Scientific classification
- Kingdom: Animalia
- Phylum: Chordata
- Class: Mammalia
- Infraclass: Placentalia
- Order: Primates
- Suborder: Strepsirrhini
- Family: Indriidae
- Genus: Avahi
- Species: A. meridionalis
- Binomial name: Avahi meridionalis Zaramody et al., 2006

= Southern woolly lemur =

- Authority: Zaramody et al., 2006
- Conservation status: EN

Species of lemur

The southern woolly lemur (Avahi meridionalis), or southern avahi, has been recently recognized as a separate species of woolly lemur in 2006 by Zaramody et al. It is a nocturnal and pair-living species. Groups can range from 2 (the parental pair only) to 5 individuals (including the offspring of subsequent years). A study in Sainte Luce forest revealed home range varied from 2.2 to 3.5 ha and that males can have larger home range and cover longer daily distances than females (which can spend more time feeding), in agreement with the territory defence and mate guarding hypotheses.

==Distribution==
The species is restricted to the reserve of Andohahela, Sainte Luce and Ambatotsirongorongo. Further studies are required to determine the exact distribution range and especially the limits with its sister species Peyrieras' woolly lemur (A. peyrierasi). In southeastern littoral forests, sympatric lemur species of Avahi meridionalis are the brown mouse lemur (Microcebus rufus), the greater dwarf lemur (Cheirogaleus major), the fat-tailed dwarf lemur Cheirogaleus medius and the collared brown lemur (Eulemur collaris) in Sainte Luce Forest, and the southern lesser bamboo lemur (Hapalemur meridionalis) in Mandena Forest.

==Description==
Dorsal fur is grey-brown toning down to light grey distally, while ventrum is grey. The tail is red-brown and darkens distally. The southern woolly lemur has a mean weight of 1.2 kg for females and 1.1 kg for males, with a mean head-body length of 27 cm and 25 cm for females and males, respectively.

==Diet==
Avahi meridionalis eats leaves (and buds) and, much more rarely, flowers and appears not to base food choice on abundance. Avahi meridionalis can eat adult leaves with higher content of easily soluble protein (than non-food leaves) and switch, as soon as possible, on young leaves, richer in crude protein, and poorer in acid detergent fiber and sugar.

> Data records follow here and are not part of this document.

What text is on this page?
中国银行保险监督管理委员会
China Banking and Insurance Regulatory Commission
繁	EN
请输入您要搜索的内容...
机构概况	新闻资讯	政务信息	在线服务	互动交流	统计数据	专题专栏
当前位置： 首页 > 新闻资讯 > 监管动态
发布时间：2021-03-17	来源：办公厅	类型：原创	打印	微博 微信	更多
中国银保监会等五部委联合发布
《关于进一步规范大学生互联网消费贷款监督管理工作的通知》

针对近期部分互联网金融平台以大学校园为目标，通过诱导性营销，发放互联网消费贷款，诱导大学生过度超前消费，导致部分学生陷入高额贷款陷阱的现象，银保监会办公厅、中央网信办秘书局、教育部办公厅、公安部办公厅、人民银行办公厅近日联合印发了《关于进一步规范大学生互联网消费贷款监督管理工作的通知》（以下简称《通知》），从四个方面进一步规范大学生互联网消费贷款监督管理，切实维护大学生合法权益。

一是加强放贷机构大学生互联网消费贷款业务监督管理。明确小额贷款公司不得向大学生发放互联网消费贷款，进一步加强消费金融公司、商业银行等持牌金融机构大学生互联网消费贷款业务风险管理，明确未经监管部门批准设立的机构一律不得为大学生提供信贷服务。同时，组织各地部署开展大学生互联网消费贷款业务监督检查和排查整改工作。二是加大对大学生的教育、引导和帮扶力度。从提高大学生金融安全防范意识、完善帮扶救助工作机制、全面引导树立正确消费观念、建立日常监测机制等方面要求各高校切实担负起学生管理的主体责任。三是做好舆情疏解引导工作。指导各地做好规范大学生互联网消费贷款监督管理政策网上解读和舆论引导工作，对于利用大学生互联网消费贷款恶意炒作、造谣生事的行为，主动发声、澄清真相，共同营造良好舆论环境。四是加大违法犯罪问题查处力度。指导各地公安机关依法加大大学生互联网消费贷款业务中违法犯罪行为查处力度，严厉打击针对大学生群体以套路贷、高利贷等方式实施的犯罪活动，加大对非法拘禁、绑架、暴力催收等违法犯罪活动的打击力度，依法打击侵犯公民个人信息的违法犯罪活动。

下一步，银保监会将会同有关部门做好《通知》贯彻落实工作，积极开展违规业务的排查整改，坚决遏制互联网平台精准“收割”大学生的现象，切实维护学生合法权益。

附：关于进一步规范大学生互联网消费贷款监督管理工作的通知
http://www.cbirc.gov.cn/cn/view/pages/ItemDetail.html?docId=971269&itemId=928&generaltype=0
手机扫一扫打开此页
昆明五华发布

In Sainte Luce, A. meridionalis also ate leaves with condensed tannins, alkaloids, and intermediate concentrations of polyphenolics. Contrary to previous studies that considered Avahi spp. a specialist, A. meridionalis acted as leaf eating generalists with moderate selectivity, based on nutritional quality and tolerance of a wide array of plant secondary metabolites.

==Conservation==
The southern woolly lemur lives primarily in fragments of south-eastern rain littoral forest of Madagascar (Mandena and Sainte Luce). Degradation level, more than fragment size, seems to affect density and birth rates of the populations of this species.